Landing a job teaching at a community college or university is highly competitive in today's budget conscious environment. This program will help you develop the pedagogical knowledge and instructional skills you need to stand out to prospective employers or move up the pay scale with current employers.
Participants will leave the program with:
- A deeper understanding of the unique challenges and roles required to be successful in the higher education environment
- Teaching strategies and techniques for developing a student-centered model for learning, tailored to your area of expertise
- Hands on experience connecting educational theory with classroom practice
- Opportunity to grow their professional network through interaction with Humboldt instructors, mentors on college campuses and fellow students in program
- A portfolio of professional artifacts for use in future job applications.

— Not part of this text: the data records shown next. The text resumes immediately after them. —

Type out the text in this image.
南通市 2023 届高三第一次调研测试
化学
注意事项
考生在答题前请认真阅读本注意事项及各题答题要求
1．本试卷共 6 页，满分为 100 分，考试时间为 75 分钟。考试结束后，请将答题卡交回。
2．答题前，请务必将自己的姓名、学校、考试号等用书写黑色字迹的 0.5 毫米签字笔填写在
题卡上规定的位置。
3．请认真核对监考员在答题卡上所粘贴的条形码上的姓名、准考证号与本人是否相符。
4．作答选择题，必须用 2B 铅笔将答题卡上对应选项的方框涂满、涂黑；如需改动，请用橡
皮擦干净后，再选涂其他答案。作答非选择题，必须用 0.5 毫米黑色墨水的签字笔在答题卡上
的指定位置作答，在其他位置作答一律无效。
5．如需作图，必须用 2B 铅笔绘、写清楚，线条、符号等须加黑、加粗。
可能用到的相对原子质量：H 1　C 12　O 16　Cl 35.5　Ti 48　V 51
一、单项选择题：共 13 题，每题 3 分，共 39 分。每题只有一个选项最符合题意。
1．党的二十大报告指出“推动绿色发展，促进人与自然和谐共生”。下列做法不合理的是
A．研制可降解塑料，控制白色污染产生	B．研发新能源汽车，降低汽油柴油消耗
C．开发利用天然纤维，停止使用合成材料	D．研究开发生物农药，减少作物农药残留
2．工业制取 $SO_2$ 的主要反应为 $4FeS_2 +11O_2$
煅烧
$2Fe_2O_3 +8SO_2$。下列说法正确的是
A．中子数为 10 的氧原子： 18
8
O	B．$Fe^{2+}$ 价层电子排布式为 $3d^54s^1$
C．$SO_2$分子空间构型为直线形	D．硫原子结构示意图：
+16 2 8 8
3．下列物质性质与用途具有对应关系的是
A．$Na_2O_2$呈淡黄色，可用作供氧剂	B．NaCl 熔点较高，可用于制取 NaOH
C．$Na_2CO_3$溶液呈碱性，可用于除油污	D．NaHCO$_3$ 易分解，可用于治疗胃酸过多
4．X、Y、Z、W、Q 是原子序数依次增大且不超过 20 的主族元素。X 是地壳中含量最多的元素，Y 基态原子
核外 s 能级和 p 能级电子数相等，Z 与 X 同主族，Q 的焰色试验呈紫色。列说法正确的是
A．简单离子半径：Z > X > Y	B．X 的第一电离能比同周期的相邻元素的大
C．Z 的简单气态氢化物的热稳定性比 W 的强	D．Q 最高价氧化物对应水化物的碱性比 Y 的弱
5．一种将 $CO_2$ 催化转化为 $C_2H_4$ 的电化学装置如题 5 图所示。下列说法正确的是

Who should take this program?
Anyone with a Bachelor's degree who is interested in a career in higher education might benefit from this program. In particular, this program is ideal for:
- Community college instructors looking to enhance their knowledge of higher education practices, looking for a competitive edge while seeking full-time employment or simply a way to obtain credits to move up the pay scale in their current position
- Professionals interested in transitioning their careers and/or sharing their content expertise in a higher education setting
- Graduate students completing their master's degree and preparing to move into the education workforce
- K-12 teachers interested in learning more about teaching at the college level
How much of a time commitment should I prepare for to be successful in the courses?
The Faculty Preparation program instructors are sensitive to the fact that most participants must balance full-time work or graduate school, families and other responsibilities. Depending on your teaching experience, the courses will take about 10 hours of time each week. Most instructors use a consistent pattern of requirements and assignments each week to offer flexibility while maintaining active participation. For example, a typical week might look like this: The week begins on a Sunday with assigned reading for the first few days followed by student interaction through a discussion forum (online) midweek and, finally, weekly assignments due by the next Sunday evening.
Will I need to purchase any textbooks for these classes?
Currently, only one of these classes requires a textbook. EDUC X509, Instructional Planning and Pedagogical Practice, the third course in the series, requires that students purchase the book, Tools for Teaching, 2nd edition, by Barbara Gross Davis (ISBN: 978-0-7879-6567-9, Jossey-Bass).